Step 3: Divide the data set into a training set and a test set, use the training set to train the model, and use the test set to verify the trained model;

Step 4: Use the trained semantic segmentation model for image segmentation to obtain image segmentation results.

2. a kind of edge-aware image semantic segmentation method based on adaptive feature fusion according to claim 1, is characterized in that, described step 2 comprises:

Step 1: Use the ResNet network model as the downsampling stage of the semantic branch, introduce an edge branch in the downsampling stage of the semantic branch, and perform a multi-scale cross-fusion operation on the edge features in the edge branch;

Step 2: Upsampling the output features of the semantic branch downsampling stage, and fuses deep features and shallow features in the upsampling stage to obtain semantic features with rich spatial information;

Step 3: Edge features output by edge branch

and semantic features output by the semantic branch

Perform fusion to obtain the fused feature F'.
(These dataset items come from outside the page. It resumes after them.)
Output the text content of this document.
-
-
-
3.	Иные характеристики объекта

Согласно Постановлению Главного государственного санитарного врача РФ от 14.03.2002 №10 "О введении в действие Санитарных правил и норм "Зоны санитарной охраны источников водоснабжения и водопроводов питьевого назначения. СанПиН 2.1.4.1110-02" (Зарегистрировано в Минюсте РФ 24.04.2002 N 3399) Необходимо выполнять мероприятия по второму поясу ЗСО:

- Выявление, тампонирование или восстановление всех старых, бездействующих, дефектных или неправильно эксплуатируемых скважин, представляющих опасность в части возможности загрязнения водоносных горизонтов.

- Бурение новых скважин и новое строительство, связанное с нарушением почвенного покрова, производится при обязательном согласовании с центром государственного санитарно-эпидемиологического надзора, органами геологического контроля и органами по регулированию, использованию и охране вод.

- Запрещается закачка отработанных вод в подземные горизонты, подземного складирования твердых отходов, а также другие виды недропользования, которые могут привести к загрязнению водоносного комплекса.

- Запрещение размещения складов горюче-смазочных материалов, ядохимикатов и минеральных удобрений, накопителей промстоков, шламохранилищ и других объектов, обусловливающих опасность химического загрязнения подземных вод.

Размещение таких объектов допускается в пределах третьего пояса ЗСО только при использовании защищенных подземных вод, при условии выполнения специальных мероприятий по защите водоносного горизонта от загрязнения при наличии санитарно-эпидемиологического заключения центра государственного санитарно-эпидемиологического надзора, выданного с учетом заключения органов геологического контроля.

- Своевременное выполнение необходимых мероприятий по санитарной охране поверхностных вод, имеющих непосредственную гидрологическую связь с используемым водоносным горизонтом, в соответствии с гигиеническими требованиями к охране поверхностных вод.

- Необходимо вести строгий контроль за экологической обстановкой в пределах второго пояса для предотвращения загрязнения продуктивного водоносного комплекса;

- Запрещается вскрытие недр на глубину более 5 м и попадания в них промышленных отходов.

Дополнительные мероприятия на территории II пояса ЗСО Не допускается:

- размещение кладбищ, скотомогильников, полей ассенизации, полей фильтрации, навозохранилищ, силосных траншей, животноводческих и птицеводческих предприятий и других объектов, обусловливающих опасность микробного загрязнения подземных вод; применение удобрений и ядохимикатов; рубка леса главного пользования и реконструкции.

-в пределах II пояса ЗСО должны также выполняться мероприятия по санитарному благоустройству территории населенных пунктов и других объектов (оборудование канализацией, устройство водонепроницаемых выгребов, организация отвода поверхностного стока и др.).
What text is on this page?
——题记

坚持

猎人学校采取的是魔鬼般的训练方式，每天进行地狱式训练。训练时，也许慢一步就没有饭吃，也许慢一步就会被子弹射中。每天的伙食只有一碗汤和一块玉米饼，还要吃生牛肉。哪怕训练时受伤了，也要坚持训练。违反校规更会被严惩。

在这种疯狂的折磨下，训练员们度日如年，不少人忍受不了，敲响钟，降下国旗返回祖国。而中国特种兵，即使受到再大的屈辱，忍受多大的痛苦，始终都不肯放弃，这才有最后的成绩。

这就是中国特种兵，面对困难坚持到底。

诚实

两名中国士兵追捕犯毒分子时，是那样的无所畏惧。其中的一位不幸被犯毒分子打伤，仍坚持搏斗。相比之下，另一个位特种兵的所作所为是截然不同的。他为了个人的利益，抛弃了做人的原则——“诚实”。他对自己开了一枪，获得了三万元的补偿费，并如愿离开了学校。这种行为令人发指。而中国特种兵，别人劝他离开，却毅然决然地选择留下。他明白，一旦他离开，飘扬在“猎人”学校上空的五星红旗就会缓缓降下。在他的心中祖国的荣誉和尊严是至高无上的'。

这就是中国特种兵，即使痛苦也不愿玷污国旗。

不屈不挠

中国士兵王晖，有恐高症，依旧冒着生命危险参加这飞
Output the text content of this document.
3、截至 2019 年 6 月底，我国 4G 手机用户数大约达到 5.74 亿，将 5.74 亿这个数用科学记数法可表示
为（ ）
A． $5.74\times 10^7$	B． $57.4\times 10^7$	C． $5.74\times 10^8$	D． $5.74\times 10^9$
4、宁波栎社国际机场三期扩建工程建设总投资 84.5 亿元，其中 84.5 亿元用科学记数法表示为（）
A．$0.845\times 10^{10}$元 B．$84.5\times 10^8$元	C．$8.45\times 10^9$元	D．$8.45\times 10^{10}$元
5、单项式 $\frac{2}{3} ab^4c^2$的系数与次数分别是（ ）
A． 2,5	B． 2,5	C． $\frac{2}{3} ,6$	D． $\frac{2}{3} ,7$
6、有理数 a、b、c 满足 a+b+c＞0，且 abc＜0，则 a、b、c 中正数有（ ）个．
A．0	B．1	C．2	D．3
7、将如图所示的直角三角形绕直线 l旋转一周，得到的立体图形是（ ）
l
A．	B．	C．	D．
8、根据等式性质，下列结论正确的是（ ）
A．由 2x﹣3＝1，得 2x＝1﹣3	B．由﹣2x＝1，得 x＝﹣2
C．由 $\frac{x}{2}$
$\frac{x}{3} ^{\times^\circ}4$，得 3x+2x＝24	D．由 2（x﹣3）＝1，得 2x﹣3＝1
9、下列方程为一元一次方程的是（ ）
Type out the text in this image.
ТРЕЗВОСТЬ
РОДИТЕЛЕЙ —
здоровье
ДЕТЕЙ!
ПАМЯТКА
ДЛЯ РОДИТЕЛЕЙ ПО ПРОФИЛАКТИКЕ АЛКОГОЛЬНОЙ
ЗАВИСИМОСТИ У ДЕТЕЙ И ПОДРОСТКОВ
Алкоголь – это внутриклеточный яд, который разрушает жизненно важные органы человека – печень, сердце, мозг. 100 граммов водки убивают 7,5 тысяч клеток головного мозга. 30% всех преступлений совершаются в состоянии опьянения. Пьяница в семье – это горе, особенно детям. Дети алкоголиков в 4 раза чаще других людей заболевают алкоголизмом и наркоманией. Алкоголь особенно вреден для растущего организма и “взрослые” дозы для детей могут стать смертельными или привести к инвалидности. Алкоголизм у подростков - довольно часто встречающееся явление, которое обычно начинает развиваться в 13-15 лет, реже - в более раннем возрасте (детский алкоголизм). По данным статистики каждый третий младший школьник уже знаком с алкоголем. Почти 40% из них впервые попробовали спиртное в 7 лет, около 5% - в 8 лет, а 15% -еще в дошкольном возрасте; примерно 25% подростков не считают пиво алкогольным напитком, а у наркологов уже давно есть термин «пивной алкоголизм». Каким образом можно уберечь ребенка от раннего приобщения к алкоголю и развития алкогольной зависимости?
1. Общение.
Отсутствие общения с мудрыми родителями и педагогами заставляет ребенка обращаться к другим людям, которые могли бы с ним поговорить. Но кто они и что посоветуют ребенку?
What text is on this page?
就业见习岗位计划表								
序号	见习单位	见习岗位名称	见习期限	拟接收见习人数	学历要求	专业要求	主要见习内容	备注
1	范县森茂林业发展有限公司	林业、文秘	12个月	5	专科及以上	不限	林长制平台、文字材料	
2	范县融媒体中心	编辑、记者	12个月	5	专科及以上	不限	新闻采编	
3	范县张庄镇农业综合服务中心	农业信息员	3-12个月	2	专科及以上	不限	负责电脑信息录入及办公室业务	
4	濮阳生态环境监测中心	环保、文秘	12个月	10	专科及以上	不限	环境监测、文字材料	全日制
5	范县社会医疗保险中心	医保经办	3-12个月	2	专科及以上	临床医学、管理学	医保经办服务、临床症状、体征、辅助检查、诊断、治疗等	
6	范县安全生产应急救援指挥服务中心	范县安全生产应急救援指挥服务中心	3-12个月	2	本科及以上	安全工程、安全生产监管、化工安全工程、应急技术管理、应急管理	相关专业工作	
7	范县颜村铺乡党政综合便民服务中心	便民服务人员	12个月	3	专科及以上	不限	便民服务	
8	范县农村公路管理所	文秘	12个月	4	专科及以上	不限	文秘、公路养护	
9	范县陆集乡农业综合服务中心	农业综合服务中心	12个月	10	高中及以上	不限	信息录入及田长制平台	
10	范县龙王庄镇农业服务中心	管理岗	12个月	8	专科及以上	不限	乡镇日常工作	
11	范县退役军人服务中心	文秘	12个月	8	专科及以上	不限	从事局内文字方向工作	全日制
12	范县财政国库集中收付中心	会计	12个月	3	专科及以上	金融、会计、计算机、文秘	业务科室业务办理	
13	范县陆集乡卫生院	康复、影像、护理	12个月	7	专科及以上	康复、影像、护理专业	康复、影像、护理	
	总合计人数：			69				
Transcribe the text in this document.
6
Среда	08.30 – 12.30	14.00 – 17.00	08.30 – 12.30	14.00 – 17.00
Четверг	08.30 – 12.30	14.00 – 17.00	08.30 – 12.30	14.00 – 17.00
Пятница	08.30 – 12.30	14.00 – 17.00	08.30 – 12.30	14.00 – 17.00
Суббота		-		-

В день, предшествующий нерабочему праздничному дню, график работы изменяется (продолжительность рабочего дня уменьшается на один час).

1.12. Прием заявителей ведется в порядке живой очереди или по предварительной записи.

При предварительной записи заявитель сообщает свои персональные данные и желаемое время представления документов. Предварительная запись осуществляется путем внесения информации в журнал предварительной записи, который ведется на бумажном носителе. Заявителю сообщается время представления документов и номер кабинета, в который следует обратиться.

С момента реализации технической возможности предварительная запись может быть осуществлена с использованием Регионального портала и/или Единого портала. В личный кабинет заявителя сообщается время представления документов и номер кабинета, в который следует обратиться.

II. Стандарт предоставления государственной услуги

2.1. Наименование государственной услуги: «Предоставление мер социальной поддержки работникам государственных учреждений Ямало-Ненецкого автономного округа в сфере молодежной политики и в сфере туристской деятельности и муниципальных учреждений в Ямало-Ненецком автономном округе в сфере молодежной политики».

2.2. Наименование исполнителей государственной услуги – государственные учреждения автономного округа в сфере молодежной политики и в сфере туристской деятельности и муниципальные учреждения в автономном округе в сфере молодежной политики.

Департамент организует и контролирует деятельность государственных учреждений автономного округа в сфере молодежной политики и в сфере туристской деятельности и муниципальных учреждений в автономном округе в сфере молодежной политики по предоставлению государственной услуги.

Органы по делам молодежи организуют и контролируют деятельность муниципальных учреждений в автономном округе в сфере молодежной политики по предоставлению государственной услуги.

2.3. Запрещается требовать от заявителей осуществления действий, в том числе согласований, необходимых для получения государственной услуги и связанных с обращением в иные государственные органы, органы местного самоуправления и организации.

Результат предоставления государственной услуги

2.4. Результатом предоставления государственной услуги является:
3. a kind of edge-aware image semantic segmentation method based on adaptive feature fusion according to claim 1, is characterized in that, described step 1 comprises:

Step 1.1: Use the shallow feature output from the downsampling stage of the semantic branch as the input feature of the edge branch, and perform convolution processing;

Step 1.2: Use the hole convolution layers with aperture ratios of 7, 5, and 3 to process the edge features respectively, and obtain 3 features F ₁ , F ₂ , and F ₃ ;

Step 1.3: Convolve the feature F ₁ to obtain a new feature F ₁ ';

Step 1.4: fuse the features F ₁ ′ and F ₂ in a splicing manner to obtain a new feature F′ ₂ ;

Step 1.5: fuse the features F′ ₂ and F ₃ in a splicing manner to obtain a new feature F′ ₃ ;

Step 1.6: fuse the features F ₁ ', F' ₂ and F' ₃ in a splicing manner to obtain a new feature F";

Step 1.7: Perform convolution and upsampling on the new feature F" to obtain the final edge feature

4. a kind of edge-aware image semantic segmentation method based on adaptive feature fusion according to claim 1, is characterized in that, described step 2 comprises:

Step 2.1: Obtain 4 features M ₁ , M ₂ , M ₃ , M ₄ from the down-sampling stage of the semantic branch;

Step 2.2: Convolve the feature M ₄ and multiply it with the feature M ₃ to obtain a new feature M′ ₃ ;

Step 2.3: fuse the features M' ₃ and M ₄ in a splicing manner, and obtain the output feature M' ₃ through two layers of convolution processing;

Step 2.4: After performing convolution processing on the output feature M" ₃ , multiply it with the feature M ₂ to obtain a new feature M'₂;

Step 2.5: fuse the feature maps M' ₂ and M" ₃ in a splicing manner, and obtain the output feature M" ₂ through two layers of convolution processing;

Step 2.6: After the output feature M″ ₂ is subjected to convolution processing, it is multiplied with the feature M ₁ to obtain a new feature M′ ₁ ;

Step 2.7: Merge the features M' ₁ and M" ₂ by splicing, and obtain the semantic features output by the semantic branch through two-layer convolution processing

5. a kind of edge-aware image semantic segmentation method based on adaptive feature fusion according to claim 1, is characterized in that, described step 3 comprises:

Step 3.1: Concatenate edge features

and semantic features

Fusion is performed, and then a new feature W' is obtained through convolution processing;

Step 3.2: Perform global pooling, convolution and sigmoid activation on the feature W' in turn to obtain a new feature W ₁ ';

Step 3.3: Multiply the features W' and W ₁ ' to obtain a new feature W'₂;

Step 3.4: Fusing the features W' and W' ₂ in an additive manner to obtain a fused feature F'.